Clara dan beberapa temannya saling bertukar pandang. Ekspresi mereka dipenuhi ketakutan dan kekhawatiran. Mereka semua tahu siapa Aaron, dan mereka tahu apa yang bisa terjadi jika terlibat dengannya. Aaron bukan hanya pemuda berbahaya, tapi juga tak terduga. Tidak ada yang bisa benar-benar menebak apa yang ada di pikirannya, dan itulah yang membuatnya sangat menakutkan bagi orang lain.

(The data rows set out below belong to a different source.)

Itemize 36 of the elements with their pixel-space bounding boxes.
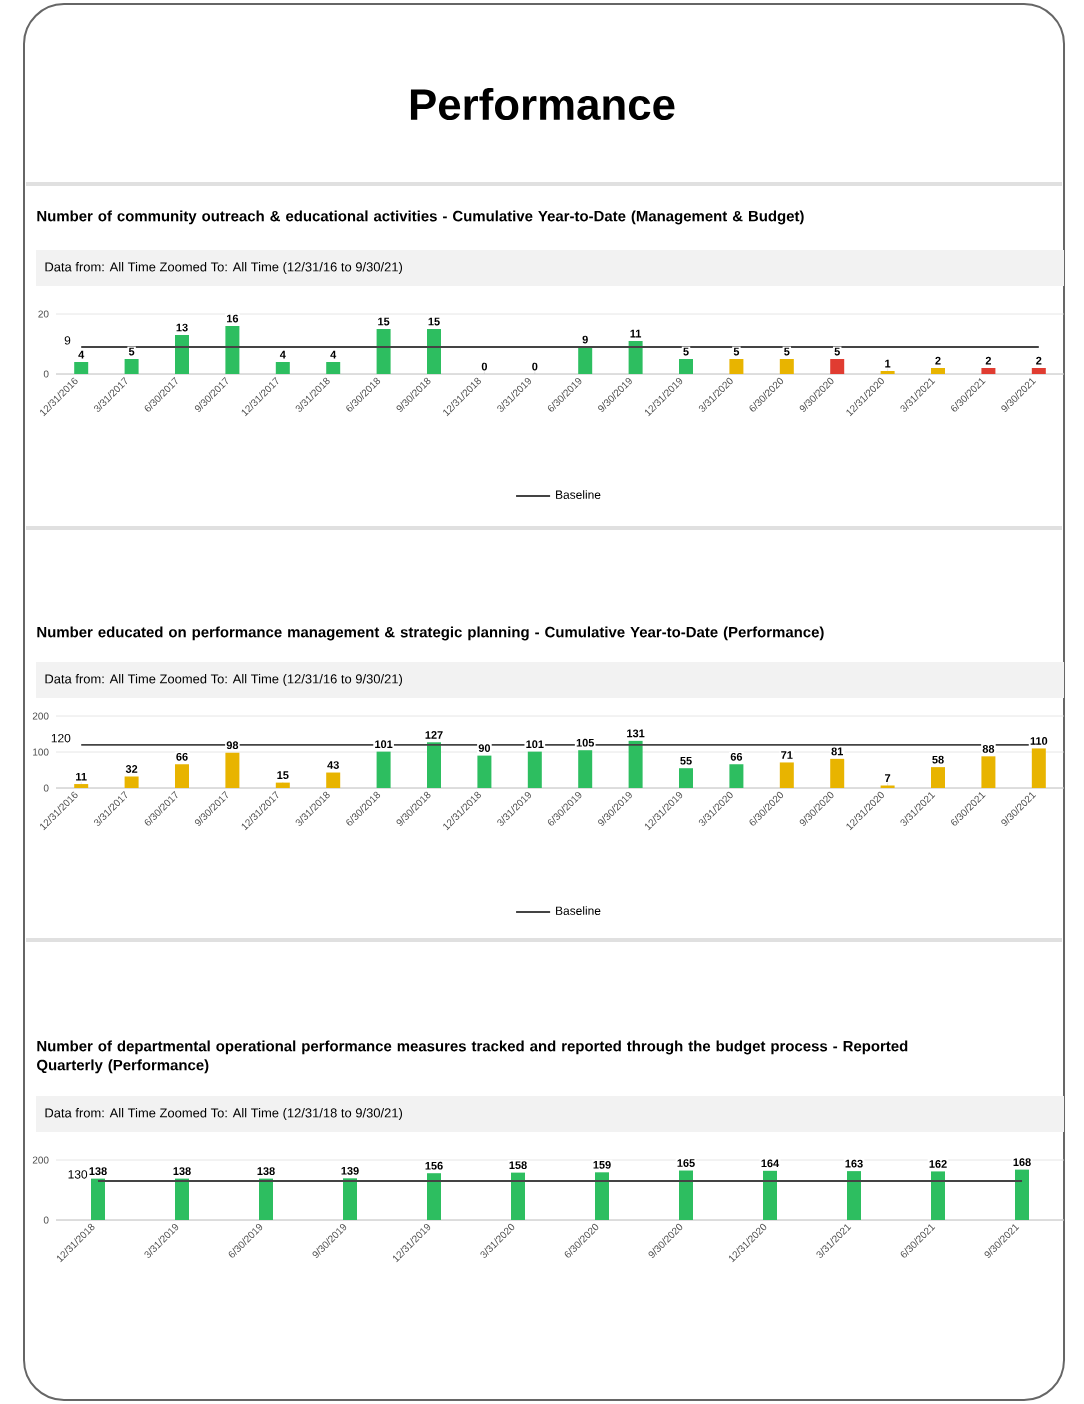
bar xyxy=(981,756,996,789)
bar xyxy=(376,329,391,375)
bar xyxy=(628,341,643,375)
bar xyxy=(830,359,845,375)
bar xyxy=(931,368,946,375)
bar xyxy=(729,359,744,375)
bar xyxy=(779,762,794,789)
bar xyxy=(175,764,189,789)
bar xyxy=(477,755,492,789)
bar xyxy=(225,326,240,375)
bar xyxy=(275,782,290,789)
text: Performance xyxy=(410,87,675,121)
bar xyxy=(427,329,442,375)
bar xyxy=(427,742,442,789)
bar xyxy=(275,362,290,375)
bar xyxy=(578,750,593,789)
bar xyxy=(578,347,593,375)
bar xyxy=(124,776,139,789)
bar xyxy=(74,362,89,375)
bar xyxy=(124,359,139,375)
bar xyxy=(326,772,341,789)
bar xyxy=(779,359,794,375)
bar xyxy=(1031,748,1046,789)
bar xyxy=(527,751,542,789)
bar xyxy=(729,764,744,789)
bar xyxy=(931,767,946,789)
bar xyxy=(628,740,643,789)
bar xyxy=(1031,368,1046,375)
bar xyxy=(679,768,694,789)
bar xyxy=(326,362,341,375)
bar xyxy=(981,368,996,375)
bar xyxy=(175,335,189,375)
bar xyxy=(830,758,845,789)
bar xyxy=(679,359,694,375)
bar xyxy=(376,751,391,789)
bar xyxy=(225,752,240,789)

“Luna, dia bukan orang biasa,” Clara berkata pelan namun penuh tekanan. “Semua orang di sekolah ini tahu kalau Aaron… dia beda. Kamu nggak boleh sembarangan percaya padanya. Apa kamu nggak lihat bagaimana semua orang takut padanya?”

Luna tersenyum lembut, tapi tetap tegas. “Aku tahu, Clara. Tapi aku sudah pernah bicara sama Aaron beberapa kali. Dia tidak seburuk yang kalian pikirkan.”

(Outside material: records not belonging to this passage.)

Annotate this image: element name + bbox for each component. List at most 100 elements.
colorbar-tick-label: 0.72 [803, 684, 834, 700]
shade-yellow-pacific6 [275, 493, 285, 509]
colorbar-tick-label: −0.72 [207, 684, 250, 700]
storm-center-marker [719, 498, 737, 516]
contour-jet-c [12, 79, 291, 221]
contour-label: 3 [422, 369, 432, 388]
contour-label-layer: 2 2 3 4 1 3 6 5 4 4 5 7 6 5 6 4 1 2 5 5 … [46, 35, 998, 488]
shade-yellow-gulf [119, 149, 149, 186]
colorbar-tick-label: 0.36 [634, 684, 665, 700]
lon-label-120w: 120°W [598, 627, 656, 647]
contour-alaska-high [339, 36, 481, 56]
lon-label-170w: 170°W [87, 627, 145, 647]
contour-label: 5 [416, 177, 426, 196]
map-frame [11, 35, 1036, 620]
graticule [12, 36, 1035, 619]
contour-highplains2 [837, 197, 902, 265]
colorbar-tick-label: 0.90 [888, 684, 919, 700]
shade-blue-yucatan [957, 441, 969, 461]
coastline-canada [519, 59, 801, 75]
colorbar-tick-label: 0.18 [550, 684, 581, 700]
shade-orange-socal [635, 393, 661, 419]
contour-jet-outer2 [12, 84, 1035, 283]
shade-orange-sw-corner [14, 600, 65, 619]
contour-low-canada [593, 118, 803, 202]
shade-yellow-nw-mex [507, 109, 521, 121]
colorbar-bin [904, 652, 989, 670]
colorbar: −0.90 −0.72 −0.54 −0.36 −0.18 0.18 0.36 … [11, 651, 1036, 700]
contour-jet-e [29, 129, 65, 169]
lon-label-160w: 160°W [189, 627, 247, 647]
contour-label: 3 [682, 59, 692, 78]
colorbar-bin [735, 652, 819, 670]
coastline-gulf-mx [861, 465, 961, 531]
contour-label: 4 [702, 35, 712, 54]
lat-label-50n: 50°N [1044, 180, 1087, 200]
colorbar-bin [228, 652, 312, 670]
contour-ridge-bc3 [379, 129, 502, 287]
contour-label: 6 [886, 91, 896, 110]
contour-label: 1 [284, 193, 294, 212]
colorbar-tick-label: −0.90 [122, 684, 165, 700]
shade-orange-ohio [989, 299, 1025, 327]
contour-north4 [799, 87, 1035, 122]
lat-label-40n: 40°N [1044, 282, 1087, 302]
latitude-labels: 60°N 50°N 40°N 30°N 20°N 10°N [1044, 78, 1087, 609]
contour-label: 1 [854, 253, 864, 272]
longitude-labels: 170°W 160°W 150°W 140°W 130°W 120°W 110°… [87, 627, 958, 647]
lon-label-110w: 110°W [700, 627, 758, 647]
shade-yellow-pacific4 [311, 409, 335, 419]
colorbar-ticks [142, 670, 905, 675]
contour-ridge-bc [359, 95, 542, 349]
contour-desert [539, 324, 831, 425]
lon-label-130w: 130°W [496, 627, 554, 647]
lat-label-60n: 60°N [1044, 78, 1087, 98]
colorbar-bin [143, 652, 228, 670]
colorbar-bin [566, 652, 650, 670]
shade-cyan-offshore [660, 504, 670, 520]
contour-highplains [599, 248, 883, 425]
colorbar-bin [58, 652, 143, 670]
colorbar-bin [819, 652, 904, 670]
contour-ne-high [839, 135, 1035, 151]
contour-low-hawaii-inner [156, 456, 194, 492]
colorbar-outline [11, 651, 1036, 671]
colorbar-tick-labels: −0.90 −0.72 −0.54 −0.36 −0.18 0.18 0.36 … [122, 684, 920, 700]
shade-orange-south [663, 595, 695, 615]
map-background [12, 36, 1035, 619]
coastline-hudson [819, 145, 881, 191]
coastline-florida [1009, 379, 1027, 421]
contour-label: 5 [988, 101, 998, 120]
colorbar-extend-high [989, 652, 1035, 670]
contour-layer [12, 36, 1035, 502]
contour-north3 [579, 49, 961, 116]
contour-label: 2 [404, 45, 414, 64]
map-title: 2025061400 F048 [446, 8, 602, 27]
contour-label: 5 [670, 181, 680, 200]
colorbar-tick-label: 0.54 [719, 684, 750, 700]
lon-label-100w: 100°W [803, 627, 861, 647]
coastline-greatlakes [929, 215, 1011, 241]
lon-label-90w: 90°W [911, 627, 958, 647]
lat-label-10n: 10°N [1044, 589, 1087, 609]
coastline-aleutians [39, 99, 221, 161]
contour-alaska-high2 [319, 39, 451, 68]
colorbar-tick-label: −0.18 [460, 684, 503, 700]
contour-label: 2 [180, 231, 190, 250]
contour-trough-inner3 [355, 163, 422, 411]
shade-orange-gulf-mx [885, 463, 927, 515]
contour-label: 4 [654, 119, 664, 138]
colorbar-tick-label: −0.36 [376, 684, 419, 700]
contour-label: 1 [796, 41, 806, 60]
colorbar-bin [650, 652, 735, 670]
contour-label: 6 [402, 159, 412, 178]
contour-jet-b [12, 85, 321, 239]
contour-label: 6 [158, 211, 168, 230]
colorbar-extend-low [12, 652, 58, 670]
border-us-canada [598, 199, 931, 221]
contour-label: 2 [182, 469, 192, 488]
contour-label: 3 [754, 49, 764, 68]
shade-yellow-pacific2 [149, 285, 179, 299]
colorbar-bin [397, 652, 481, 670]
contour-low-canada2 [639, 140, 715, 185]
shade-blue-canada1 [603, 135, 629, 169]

“Luna, tolong dengar kami,” salah satu teman lain, Lisa, ikut bicara. Suaranya terdengar hampir putus asa. “Orang lain nggak akan mendekati Aaron kalau mereka nggak punya masalah besar. Kamu nggak lihat tatapan orang lain? Mereka semua takut kalau kamu semakin dekat dengannya.”

Luna memandang teman-temannya satu per satu, tetapi meskipun mereka terlihat sangat khawatir, Luna tetap tenang. Aaron memang misterius dan penuh rahasia, tapi dia juga selalu baik padanya. Dia tidak melihat alasan untuk takut hanya karena rumor.

“Tenang saja,” kata Luna, meyakinkan mereka dengan senyum. “Aku baik-baik saja. Kalau ada apa-apa, aku akan langsung cerita ke kalian.”

Sebelum Clara atau yang lainnya bisa membalas, Luna melangkah maju, meninggalkan mereka dengan perasaan tak berdaya. Mereka hanya bisa menatapnya dengan perasaan campur aduk, bingung antara khawatir dan frustrasi. Tidak ada yang bisa mereka lakukan jika Luna benar-benar memutuskan untuk tetap mendekati Aaron. Mereka semua tahu Aaron tidak bisa didekati sembarangan, tapi Luna… Luna seolah kebal dari semua peringatan itu.

Luna melangkah mendekati Aaron, dan pemuda itu menoleh sedikit, tatapannya yang tajam melunak begitu melihat gadis itu datang. Tanpa berkata-kata, Aaron mengulurkan tangannya ke arah Luna. Mata siswa lain yang berada di dekat mereka segera membelalak, beberapa bahkan bisik-bisik dengan cemas.

Luna tersenyum dan mengambil tangan Aaron tanpa ragu, lalu keduanya berjalan keluar dari gerbang sekolah bersama. Langkah mereka terlihat santai, tetapi kehadiran Aaron di samping Luna seperti menebarkan aura dingin yang membuat siapa pun menjauh. Tidak ada yang berani mendekat, dan tidak ada yang berani berbicara. Semua hanya bisa menatap punggung mereka dengan ketakutan.

Clara dan teman-teman Luna yang lain masih berdiri di dekat pintu masuk sekolah, menatap cemas ke arah kepergian Luna. Ekspresi mereka jelas menunjukkan rasa takut yang semakin besar. Mereka tahu bahwa setelah ini, tidak akan ada yang sama lagi antara Luna dan mereka.